Tuesday, August 26, 2008

Mozzarella and Herbs Easy Chicken Bake

This four day DNC thing is giving me more reasons to think of easy and quick meals, mostly because I get back so late from work I need to whip up something just in the nick of time to sit down and watch the closing speeches.

It took me 40 minutes to stuff everything into a side of chicken breast, toss in the oven, slice up some bread and make a garden salad using some packaged stuff. There was just enough time between Robert Casey Jr.'s Speech and Mark Warner's keynote to get dinner done and sit down to the analysis of Brooks and Shields whilst waiting for the Clinton closing. Now that's dinner and a good show.

The crispy prosciutto in this recipe is a wonderful contrast with the tender, juicy chicken. Baking in a foil pouch helps seal in the flavour and prevents the chicken from drying out. The melted mozzarella adds to keeping the chicken moist.

Mozzarella and Herbs Easy Chicken Bake
Serves 2

6 oz. chicken breast, or 1 whole boneless, skinless chicken breast
1 fresh mozzarella ball (4 oz.), cut into 6 slices.
1/4 cup chopped fresh basil
1 tbsp chopped fresh rosemary
1 tbsp chopped fresh parsley
1 tbsp garlic
4 pieces sun-dried tomatoes, sliced
Juice of 1/4 lemon (about 1 tbsp)
2 slices prosciutto
Grated parmesan cheese
Salt and pepper to taste

Butterfly the chicken breast horizontally two get two slices of equal size.

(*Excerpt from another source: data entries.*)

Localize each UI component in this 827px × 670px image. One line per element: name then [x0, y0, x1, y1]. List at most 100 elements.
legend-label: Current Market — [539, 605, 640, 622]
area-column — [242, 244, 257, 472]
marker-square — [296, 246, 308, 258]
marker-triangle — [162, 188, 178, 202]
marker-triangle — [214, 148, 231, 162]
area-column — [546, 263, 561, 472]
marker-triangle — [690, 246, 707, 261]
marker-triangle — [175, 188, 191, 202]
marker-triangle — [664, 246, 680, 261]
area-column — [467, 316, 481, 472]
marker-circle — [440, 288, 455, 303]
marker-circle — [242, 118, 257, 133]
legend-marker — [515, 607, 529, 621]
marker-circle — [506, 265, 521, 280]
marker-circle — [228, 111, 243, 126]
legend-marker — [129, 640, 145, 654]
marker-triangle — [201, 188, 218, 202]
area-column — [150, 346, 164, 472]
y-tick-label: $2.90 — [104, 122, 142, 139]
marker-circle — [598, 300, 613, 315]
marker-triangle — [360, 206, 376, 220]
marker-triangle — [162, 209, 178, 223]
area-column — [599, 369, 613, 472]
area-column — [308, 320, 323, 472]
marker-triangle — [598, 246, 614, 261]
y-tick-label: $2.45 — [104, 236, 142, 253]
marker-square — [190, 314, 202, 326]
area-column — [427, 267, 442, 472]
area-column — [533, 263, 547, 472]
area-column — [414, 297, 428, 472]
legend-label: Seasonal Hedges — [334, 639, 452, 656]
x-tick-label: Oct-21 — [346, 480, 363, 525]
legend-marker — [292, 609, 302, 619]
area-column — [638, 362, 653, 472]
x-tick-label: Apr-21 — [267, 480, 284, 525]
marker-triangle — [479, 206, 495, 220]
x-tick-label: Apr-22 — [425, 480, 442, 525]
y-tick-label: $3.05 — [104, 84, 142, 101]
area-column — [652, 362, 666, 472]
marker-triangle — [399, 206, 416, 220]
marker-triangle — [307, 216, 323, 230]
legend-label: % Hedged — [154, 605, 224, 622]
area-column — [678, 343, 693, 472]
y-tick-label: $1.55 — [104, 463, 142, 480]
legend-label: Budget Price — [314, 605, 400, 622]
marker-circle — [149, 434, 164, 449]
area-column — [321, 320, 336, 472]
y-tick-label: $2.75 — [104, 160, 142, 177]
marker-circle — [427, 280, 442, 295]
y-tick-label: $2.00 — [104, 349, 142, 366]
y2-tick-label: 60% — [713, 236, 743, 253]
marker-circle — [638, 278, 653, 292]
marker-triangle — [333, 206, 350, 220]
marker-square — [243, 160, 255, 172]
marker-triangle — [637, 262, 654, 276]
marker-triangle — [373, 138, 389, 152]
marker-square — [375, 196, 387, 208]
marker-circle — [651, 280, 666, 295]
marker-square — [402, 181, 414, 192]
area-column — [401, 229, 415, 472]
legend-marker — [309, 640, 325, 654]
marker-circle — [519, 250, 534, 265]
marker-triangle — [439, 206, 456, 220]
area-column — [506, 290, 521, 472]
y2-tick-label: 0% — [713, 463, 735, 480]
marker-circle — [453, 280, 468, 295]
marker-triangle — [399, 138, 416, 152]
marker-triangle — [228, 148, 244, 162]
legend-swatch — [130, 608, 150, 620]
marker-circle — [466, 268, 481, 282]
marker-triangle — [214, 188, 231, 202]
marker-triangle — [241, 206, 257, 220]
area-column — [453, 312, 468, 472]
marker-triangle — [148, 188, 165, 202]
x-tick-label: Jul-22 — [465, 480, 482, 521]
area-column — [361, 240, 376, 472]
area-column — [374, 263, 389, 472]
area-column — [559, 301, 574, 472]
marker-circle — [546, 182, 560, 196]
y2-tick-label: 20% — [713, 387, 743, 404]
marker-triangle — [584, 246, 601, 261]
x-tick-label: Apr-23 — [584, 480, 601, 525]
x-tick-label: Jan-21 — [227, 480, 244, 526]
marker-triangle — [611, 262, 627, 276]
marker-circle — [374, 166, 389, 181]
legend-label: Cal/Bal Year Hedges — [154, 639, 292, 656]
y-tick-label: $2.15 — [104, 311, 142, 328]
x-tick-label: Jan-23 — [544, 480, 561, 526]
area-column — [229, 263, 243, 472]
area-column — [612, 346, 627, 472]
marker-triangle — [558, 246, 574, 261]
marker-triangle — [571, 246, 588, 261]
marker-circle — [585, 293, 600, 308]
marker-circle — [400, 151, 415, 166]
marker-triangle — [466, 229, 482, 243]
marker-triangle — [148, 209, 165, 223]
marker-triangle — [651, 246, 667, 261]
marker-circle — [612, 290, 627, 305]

Use a meat mallet to tenderize the chicken breast. Alternatively you can place a cling film on top of the chicken and smack it with the back of your knife.

One on slice of the chicken spread half the herbs and garlic. Top with 3 slices of mozzarella and half the sun dried tomatoes and drizzle with lemon juice and olive oil. Season with salt and pepper. Lay a slice of prosciutto on an aluminum foil, place the seasoned chicken on the prosciutto slice and roll it up to get a log that's wrapped up in the prosciutto. Sprinkle grated parmesan cheese on top.

Repeat the same for the other chicken breast slice.

Place both rolled-up chicken breasts on the aluminium foil and wrap it in a pouch. Bake for about 20 minutes in at 350°. Open aluminum foil pouch and bake for another 15 minutes, turning the chicken once. The prosciutto should be crisp and the chicken just cooked, with juices running clear. Slice on the diagonal before serving.


Anonymous said...

prosciutto, chicken and mozarella? Mmmmmmmmmmmm...........

Snorfle said...

Mark Warner kinda sucked, though, eh?